Wednesday, February 24, 2010

Fine wine

Approximately a year ago, I saw Sachin Tendulkar retire hurt at a personal score of 163 at the end of 45 overs in an ODI in New Zealand.  The way he was batting that day a double century was easily in sight, especially with the short boundaries in Christchurch. A few months later he surpassed that with a 175 at Hyderabad that was as emphatic as any of his innings. Crossing 150 is a rare enough feat in ODI's, doing it so many times in a career is phenomenal. Today, SRT finally crossed the rubicon, getting to the 200 run landmark that he richly deserves to be the first to get to, just as Brian Lara thoroughly deserves to be remembered as the first man to a Test 400.

There will be talk about how it was a flat pitch and the runs were there for the taking. Well, this was the 2,962nd ODI played and a batsman finally reached 200. I don't care how flat the pitch was, this was special. What made it even more special was that the team goal was not sacrificed at the altar of a personal record. (He did set the record for most 4's in a single ODI inning).

Between them MS Dhoni and Yusuf Pathan scored 104 runs in just 58 balls with 11 fours and 6 sixes. Masada came in at 300 for 3 in 41.1 overs. In the next 9 overs India added 101 runs with the Masada of recent vintage shelving his game for the MS of old. And boy, did he put up a display of wrist strength and power. When Matthew Hayden scored 380* against Zimbabwe at Perth, I remember watching Adam Gilchrist blazing away at the other end. Reared as I was through years and years of watching batsmen take singles to let another batsman get to a milestone, I was surprised at how quickly Gilly was scoring with scant regard for farming the strike. He reached a 100 in just 84 balls and all the while both batsmen knew that Steve Waugh was going to declare soon. The utter disregard for the personal milestone was not lost on me.

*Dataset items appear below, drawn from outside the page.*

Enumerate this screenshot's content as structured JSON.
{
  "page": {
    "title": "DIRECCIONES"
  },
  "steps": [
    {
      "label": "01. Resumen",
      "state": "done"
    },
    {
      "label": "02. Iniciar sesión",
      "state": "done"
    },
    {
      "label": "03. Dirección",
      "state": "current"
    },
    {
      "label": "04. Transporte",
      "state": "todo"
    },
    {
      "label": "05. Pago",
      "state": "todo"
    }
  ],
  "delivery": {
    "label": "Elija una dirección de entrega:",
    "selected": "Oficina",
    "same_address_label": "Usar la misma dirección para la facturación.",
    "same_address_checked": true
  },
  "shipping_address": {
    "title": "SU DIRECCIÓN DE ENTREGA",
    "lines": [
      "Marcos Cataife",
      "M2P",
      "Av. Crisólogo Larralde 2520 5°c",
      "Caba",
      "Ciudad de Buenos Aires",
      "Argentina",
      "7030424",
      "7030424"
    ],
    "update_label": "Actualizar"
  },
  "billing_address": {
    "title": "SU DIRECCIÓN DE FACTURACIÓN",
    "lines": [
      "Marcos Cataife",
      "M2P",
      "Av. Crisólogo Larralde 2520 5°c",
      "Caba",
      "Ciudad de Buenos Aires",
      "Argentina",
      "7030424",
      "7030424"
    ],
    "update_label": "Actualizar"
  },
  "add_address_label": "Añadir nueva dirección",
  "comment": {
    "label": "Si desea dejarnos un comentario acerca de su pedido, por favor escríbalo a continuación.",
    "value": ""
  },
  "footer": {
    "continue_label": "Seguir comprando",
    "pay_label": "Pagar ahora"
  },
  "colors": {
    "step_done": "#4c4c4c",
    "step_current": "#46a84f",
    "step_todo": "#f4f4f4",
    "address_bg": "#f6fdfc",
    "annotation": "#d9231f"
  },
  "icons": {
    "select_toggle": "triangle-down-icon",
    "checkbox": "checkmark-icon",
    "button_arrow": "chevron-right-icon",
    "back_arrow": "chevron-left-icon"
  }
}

(Associated Press via CricInfo 2010)

When Sachin crossed the previous record of 194, there were 27 balls left and the Indian score was 345. Of the next 27 balls, SRT got to face just 7 balls and scored 5 runs off of them. Masada plundered 50 runs in the other 20 balls. Doing this put the game out of reach of the SAffers and also reduced the pressure on SRT to push the score along. Some of the sixes that the captain hit reminded everyone that the muscular marauder of old still lurks beneath the more sedate avataar he has adopted since his ascendancy to the top spot in Indian cricket.

Lots of writers far better than me will talk about SRT's inning so I will desist from doing the same. All I want to add is that, on evidence, he is still one of the best batsmen in the world and can keep playing for a few years beyond the World Cup. I hope he does. He is just that good.

2 comments:

Buck said...

i missed this innings by senor tendulkar but am definitely delighted that it is he who has first breached the 200-run barrier in the ODIs.

People might dispute, with good reason and sound data to back them up, claims that Sachin is the greatest test batsman of all time. But there is no doubting that he is the best ever ODI batsman.

Jaunty Quicksand said...

It was a great inning to watch. I tuned in to see what Sehwag would do and was mesmerized all the way through. No agricultural slogs, he relied predominantly on timing and his cover driving was exquisite.

Watch it on the WillowTV replay. You will enjoy it.

By the way, BD/DSC, the video scorecard for the second Test has been put up. Go and enjoy VVS's inning now. Click on Laxman's score (143*) and you can see every run he scored in the inning! :-) I just did.

WillowTV's video scorecard is such a wonderful application.